American Realty Capital New York City REIT, a publicly registered non-traded REIT sponsored by AR Global, sent a letter to shareholders dismissing recent claims made by dissident investor Cove Partners III that the company’s proposed charter amendments are not in the best interest of shareholders.

Cove Partners, an entity owned by Michael Ashner and John Alba, filed proxy materials with the SEC urging shareholders to vote against nine proposals that they believe “eliminate valuable stockholder protections and open the door for unlimited and unfettered control by the company’s advisor, which is controlled by Nicholas Schorsch.”

“As opposed to the vague and unsupported claims made in the Ashner Proxy, the company has provided shareholders with a clear sense of the proposals’ objectives, why the board is recommending shareholders vote to approve each proposal, and what impact it believes voting ‘FOR’ the proposals will have on the company and our shareholders,” said CEO Michael Weil.

The company maintains that the proposed amendments (which limit certain shareholder rights, reduce fiduciary obligations, and could allow for an advisory agreement in excess of the current one-year term) align with the charters of its peers and will provide the board with additional flexibility to pursue liquidity strategies.

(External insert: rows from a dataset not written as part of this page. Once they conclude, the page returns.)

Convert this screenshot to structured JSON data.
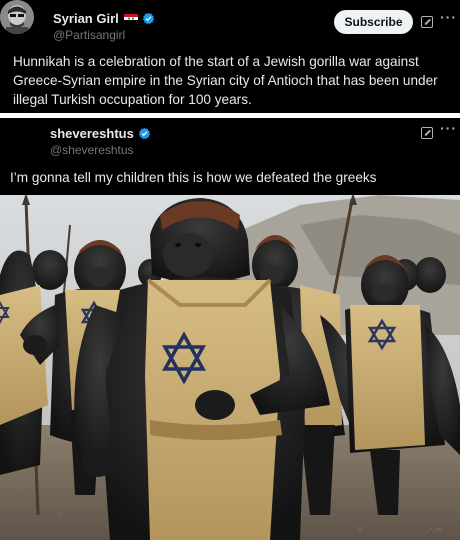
{
  "post1": {
    "author_name": "Syrian Girl",
    "handle": "@Partisangirl",
    "subscribe_label": "Subscribe",
    "text": "Hunnikah is a celebration of the start of a Jewish gorilla war against Greece-Syrian empire in the Syrian city of Antioch that has been under illegal Turkish occupation for 100 years."
  },
  "post2": {
    "author_name": "shevereshtus",
    "handle": "@shevereshtus",
    "text": "I’m gonna tell my children this is how we defeated the greeks"
  },
  "icons": {
    "verified": "verified-badge-icon",
    "flag": "syria-flag-icon",
    "grok": "grok-icon",
    "more": "more-icon"
  },
  "colors": {
    "background": "#000000",
    "text": "#e7e9ea",
    "secondary_text": "#71767b",
    "verified": "#1d9bf0",
    "subscribe_bg": "#eff3f4",
    "tunic": "#c9a96a"
  }
}
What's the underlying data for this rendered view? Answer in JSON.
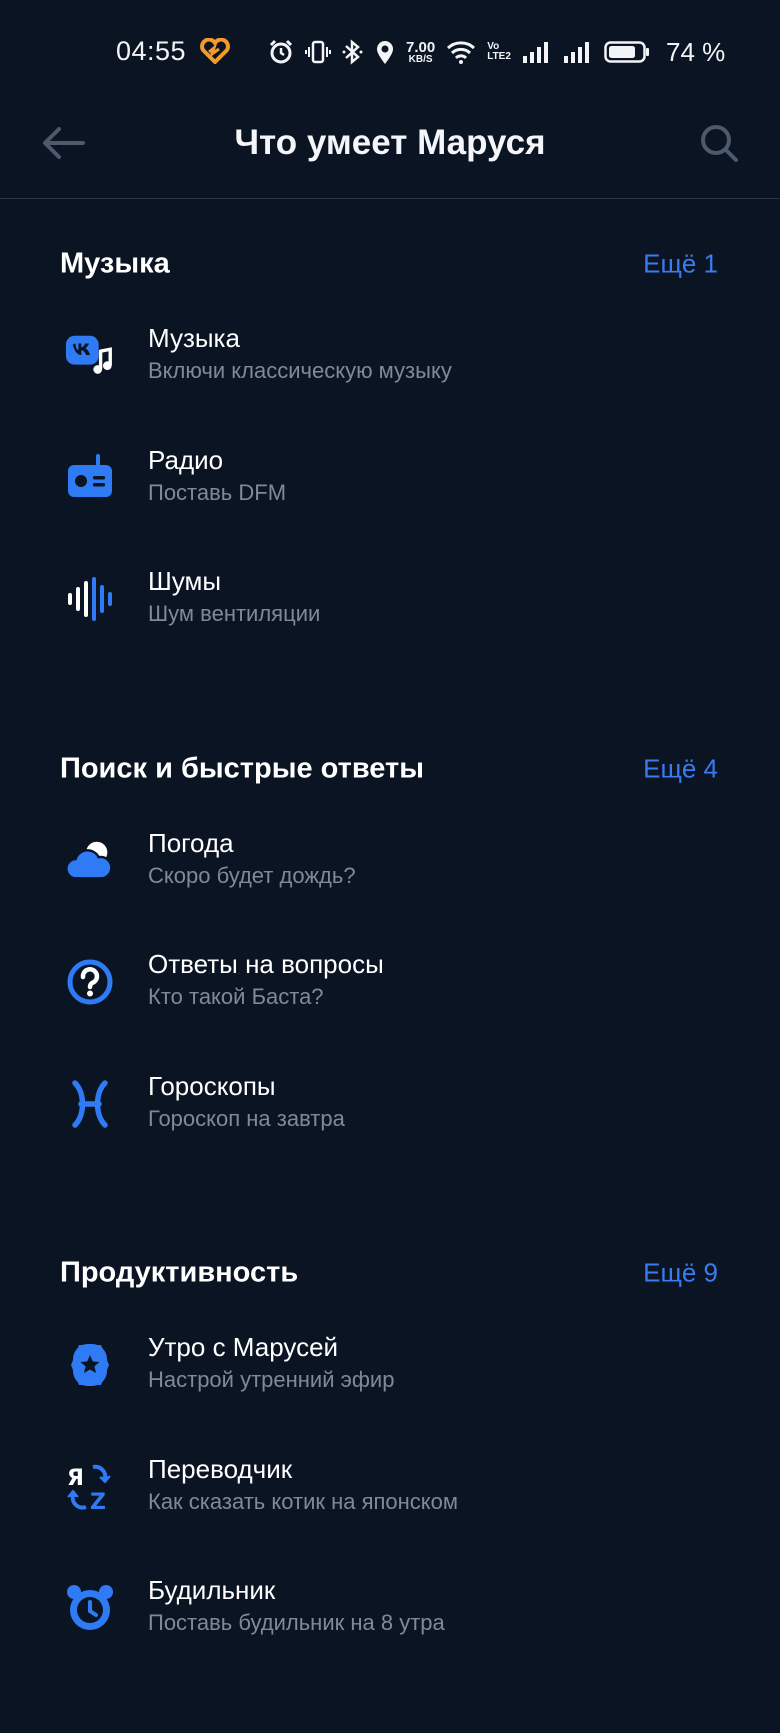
{
  "status_bar": {
    "time": "04:55",
    "speed_value": "7.00",
    "speed_unit": "KB/S",
    "volte_top": "Vo",
    "volte_bottom": "LTE2",
    "battery_percent": "74 %"
  },
  "app_bar": {
    "title": "Что умеет Маруся"
  },
  "sections": [
    {
      "title": "Музыка",
      "more": "Ещё 1",
      "items": [
        {
          "title": "Музыка",
          "subtitle": "Включи классическую музыку",
          "icon": "vk-music-icon"
        },
        {
          "title": "Радио",
          "subtitle": "Поставь DFM",
          "icon": "radio-icon"
        },
        {
          "title": "Шумы",
          "subtitle": "Шум вентиляции",
          "icon": "soundwave-icon"
        }
      ]
    },
    {
      "title": "Поиск и быстрые ответы",
      "more": "Ещё 4",
      "items": [
        {
          "title": "Погода",
          "subtitle": "Скоро будет дождь?",
          "icon": "weather-icon"
        },
        {
          "title": "Ответы на вопросы",
          "subtitle": "Кто такой Баста?",
          "icon": "question-icon"
        },
        {
          "title": "Гороскопы",
          "subtitle": "Гороскоп на завтра",
          "icon": "pisces-icon"
        }
      ]
    },
    {
      "title": "Продуктивность",
      "more": "Ещё 9",
      "items": [
        {
          "title": "Утро с Марусей",
          "subtitle": "Настрой утренний эфир",
          "icon": "morning-star-icon"
        },
        {
          "title": "Переводчик",
          "subtitle": "Как сказать котик на японском",
          "icon": "translate-icon"
        },
        {
          "title": "Будильник",
          "subtitle": "Поставь будильник на 8 утра",
          "icon": "alarm-clock-icon"
        }
      ]
    }
  ],
  "colors": {
    "background": "#0b1422",
    "accent": "#2f7af5",
    "link": "#3a7bf0",
    "subtitle": "#7e8a9c"
  }
}
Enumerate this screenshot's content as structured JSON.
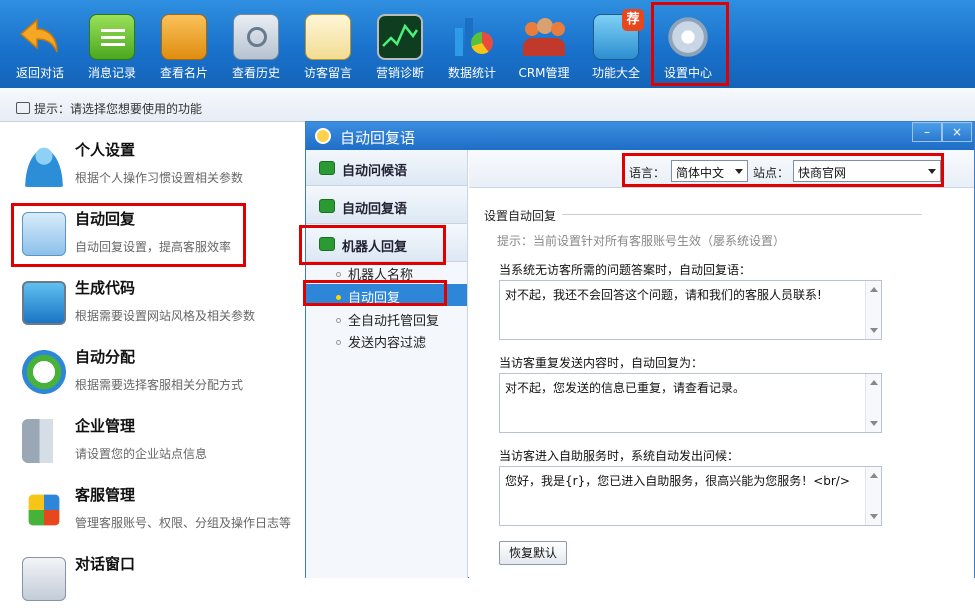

ARC NYC REIT took specific issue with Cove Partners’ claim that shareholders have consistently rejected similar proposals, which he said was untrue since more than 75 percent of shares voted in favor of the proposed amendments in previous campaigns.

Earlier this year, another Ashner-owned entity, WW Investors, battled with the AR Global-affiliated New York REIT (NYSE: NYRT), and utilized a similar approach to shake up the board and replace AR Global as the external advisor with a WW Investors affiliate.

Weil criticized the new advisor’s handling of NYRT’s liquidation plan, which Ashner claimed could be completed within six months, although only one property out of 19 has been sold in the past seven months. He also criticized the WW Investor affiliate for claiming that NYRT’s share price should exceed $11.39 per share, which is $2.18 per share less that the recently disclosed liquidating distribution estimate of $9.21 per share. Weil called the gap “embarrassing.”

“It is simple for interlopers such as Michael Ashner to make bold claims but, as he has shown with NYRT, it is much more difficult to manage a company and produce tangible results that are consistent with those claims,” said Weil.

Shareholders will vote at the reconvened annual stockholder meeting on September 7th at The Core Club in New York City. The meeting was originally scheduled on June 27th and was adjourned and reconvened on both July 19th and August 2nd to solicit additional votes.